PHOTO: In this Nov. 9, 2017, file photo, American Airlines Flight Attendant Bette Nash checks on her passengers en route from Boston to DCA.
In this Nov. 9, 2017, file photo, American Airlines Flight Attendant Bette Nash checks on her passengers en route from Boston to DCA.
The Washington Post via Getty Images, FILE

When she first started flying, she says passengers bought life insurance from a vending machine before boarding and the airline would check on her at home to ensure she wasn’t living with a man because flight attendants had to be single. The airline also weighed her before shifts and could suspend her if she gained too much weight, she said.

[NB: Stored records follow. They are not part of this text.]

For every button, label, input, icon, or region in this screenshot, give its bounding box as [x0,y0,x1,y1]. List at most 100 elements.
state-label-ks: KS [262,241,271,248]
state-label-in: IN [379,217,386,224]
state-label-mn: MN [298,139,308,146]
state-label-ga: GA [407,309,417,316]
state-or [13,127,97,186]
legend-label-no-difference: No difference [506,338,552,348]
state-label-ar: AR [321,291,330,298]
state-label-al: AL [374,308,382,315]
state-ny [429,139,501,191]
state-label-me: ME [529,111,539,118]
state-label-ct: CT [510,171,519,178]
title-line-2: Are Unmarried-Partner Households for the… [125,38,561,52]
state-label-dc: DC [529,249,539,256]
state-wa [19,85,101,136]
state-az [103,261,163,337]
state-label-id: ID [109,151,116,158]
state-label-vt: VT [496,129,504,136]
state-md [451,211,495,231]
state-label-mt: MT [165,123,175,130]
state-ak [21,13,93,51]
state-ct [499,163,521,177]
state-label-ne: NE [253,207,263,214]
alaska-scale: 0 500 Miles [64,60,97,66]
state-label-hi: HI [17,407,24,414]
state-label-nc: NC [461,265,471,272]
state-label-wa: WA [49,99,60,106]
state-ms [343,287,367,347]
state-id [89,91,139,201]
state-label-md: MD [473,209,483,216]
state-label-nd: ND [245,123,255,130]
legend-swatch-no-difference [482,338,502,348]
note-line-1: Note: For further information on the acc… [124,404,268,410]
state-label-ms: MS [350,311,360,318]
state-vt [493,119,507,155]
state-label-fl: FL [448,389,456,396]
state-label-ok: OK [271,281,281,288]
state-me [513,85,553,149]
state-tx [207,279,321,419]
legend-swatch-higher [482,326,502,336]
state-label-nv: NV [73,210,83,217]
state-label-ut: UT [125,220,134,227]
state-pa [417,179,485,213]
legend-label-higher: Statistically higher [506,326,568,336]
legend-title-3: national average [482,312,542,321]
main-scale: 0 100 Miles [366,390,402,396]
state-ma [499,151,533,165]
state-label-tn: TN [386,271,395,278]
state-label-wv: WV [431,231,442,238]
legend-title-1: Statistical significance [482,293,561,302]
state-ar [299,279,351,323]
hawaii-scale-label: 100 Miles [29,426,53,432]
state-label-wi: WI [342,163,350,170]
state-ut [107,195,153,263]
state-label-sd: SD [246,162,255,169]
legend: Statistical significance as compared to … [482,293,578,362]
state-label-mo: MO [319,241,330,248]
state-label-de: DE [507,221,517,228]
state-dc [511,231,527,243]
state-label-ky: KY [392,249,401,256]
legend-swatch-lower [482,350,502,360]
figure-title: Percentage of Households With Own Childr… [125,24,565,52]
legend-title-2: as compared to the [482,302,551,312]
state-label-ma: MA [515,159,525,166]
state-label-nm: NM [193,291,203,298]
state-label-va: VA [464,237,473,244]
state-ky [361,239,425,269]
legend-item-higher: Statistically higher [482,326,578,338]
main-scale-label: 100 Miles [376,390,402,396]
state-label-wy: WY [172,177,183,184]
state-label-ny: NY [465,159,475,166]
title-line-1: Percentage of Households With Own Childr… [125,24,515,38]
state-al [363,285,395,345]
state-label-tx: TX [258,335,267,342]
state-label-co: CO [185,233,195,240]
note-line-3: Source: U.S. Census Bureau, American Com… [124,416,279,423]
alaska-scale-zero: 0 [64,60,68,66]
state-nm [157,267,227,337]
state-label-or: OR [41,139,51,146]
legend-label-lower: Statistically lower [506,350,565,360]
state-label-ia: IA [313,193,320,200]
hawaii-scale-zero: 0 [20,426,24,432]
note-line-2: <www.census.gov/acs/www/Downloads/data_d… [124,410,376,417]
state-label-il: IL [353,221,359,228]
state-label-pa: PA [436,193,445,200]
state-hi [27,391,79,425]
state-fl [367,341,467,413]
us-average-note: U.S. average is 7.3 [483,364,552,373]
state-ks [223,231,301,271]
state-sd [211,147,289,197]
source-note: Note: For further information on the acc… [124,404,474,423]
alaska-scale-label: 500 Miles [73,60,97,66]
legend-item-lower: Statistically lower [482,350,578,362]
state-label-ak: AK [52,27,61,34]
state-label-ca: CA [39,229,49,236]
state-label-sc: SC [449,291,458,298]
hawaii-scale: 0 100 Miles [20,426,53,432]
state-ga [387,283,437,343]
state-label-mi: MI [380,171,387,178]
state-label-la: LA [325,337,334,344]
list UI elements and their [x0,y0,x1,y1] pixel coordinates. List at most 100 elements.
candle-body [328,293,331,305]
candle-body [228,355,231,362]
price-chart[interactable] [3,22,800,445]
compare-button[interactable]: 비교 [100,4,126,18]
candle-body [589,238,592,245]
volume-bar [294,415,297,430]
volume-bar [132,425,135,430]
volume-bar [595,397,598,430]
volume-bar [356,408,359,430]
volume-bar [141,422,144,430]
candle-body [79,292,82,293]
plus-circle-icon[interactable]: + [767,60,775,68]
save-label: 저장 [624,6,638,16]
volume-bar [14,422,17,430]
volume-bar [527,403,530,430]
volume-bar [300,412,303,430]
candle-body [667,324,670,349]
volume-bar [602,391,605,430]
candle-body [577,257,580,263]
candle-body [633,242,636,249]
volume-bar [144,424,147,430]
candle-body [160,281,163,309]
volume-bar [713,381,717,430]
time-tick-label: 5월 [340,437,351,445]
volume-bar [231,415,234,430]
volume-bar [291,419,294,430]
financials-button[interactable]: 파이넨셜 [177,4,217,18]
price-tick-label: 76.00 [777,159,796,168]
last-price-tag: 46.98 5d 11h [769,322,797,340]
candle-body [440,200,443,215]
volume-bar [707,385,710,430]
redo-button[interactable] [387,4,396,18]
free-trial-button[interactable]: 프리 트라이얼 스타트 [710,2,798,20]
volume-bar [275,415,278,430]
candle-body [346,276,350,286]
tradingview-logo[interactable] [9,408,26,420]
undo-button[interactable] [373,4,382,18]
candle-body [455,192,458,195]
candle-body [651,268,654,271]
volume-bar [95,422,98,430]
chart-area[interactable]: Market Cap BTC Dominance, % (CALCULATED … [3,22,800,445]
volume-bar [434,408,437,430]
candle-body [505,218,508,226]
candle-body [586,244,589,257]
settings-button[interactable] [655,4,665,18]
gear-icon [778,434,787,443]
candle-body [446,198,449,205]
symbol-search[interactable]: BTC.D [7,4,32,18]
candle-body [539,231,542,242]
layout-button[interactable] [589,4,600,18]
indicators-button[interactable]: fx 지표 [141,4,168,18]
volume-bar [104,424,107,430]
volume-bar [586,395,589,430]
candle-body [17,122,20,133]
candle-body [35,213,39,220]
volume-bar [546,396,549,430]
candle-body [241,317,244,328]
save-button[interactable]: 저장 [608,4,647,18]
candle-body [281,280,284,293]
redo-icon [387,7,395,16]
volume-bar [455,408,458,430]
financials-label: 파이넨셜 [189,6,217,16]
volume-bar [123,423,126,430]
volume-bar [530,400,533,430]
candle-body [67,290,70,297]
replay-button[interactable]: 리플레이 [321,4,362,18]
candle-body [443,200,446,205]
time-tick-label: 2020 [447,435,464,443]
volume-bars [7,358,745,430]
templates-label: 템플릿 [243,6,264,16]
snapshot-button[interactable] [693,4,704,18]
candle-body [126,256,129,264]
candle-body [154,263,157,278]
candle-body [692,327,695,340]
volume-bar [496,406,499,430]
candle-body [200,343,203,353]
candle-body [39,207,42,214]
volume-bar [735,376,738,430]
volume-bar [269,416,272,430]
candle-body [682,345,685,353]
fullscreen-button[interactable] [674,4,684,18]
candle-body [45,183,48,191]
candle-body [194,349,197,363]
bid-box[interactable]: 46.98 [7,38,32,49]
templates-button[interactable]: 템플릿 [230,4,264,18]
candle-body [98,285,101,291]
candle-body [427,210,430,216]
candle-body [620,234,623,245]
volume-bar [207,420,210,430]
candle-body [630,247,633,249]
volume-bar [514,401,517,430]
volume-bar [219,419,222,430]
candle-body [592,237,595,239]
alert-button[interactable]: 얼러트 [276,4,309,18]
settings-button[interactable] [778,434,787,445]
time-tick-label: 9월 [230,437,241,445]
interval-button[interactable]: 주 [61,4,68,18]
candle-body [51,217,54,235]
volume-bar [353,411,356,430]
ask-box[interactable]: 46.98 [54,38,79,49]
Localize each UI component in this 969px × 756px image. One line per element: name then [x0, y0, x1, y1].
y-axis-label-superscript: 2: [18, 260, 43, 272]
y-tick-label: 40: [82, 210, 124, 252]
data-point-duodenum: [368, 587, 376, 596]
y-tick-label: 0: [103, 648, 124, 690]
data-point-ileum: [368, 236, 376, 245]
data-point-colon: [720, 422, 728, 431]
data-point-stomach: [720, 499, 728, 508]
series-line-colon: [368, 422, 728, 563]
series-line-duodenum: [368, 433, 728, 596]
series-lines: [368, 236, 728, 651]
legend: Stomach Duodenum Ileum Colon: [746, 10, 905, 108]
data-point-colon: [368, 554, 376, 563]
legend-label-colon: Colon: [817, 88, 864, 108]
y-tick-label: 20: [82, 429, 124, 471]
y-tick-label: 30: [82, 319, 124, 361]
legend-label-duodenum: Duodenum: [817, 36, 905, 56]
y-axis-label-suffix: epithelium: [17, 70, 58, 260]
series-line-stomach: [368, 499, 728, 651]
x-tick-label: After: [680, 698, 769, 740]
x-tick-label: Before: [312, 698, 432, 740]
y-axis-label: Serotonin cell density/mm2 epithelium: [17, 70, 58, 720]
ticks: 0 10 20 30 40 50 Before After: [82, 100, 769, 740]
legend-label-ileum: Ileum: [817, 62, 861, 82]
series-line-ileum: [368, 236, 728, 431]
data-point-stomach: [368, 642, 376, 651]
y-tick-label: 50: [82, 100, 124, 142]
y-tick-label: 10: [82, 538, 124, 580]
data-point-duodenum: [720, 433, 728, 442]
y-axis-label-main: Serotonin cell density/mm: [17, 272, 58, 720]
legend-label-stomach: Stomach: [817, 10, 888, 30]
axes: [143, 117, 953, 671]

“You had to be a certain height, you had to be a certain weight. It used to be horrible. You put on a few pounds and you had to keep weighing yourself, and then if you stayed that way, they would take you off the payroll,” Nash said during a flight in 2017 with ABC affiliate WJLA cameras onboard.

PHOTO: In this Dec. 19, 2017, file photo, American Airlines longest serving flight attendant, Bette Nash, 81 years old, walks in the airport after disembarking from her daily return flight to Boston at Ronald Reagan Washington Airport in Arlington, Va.
In this Dec. 19, 2017, file photo, American Airlines longest serving flight attendant, Bette Nash, 81 years old, walks in the airport corridors after disembarking from her daily return flight to Boston at Ronald Reagan Washington Airport in Arlington, Va.
Eric Baradat/AFP via Getty Images, FILE

Nash started flying with Eastern Airlines and through a number of mergers, including with Donald Trump’s airline in the late 1980’s, ended up at American Airlines.

In the early days, passengers paid the flight attendant when they boarded; Nash says her early flights cost $12 between New York and Washington.

“We used to pass out cigarettes and matches...on the flight, after the meal service, I would go around with Kent’s and Marlboros,” she told WJLA on her 60th anniversary.

Nash still attends regular flight attendant training per Federal Aviation Administration rules.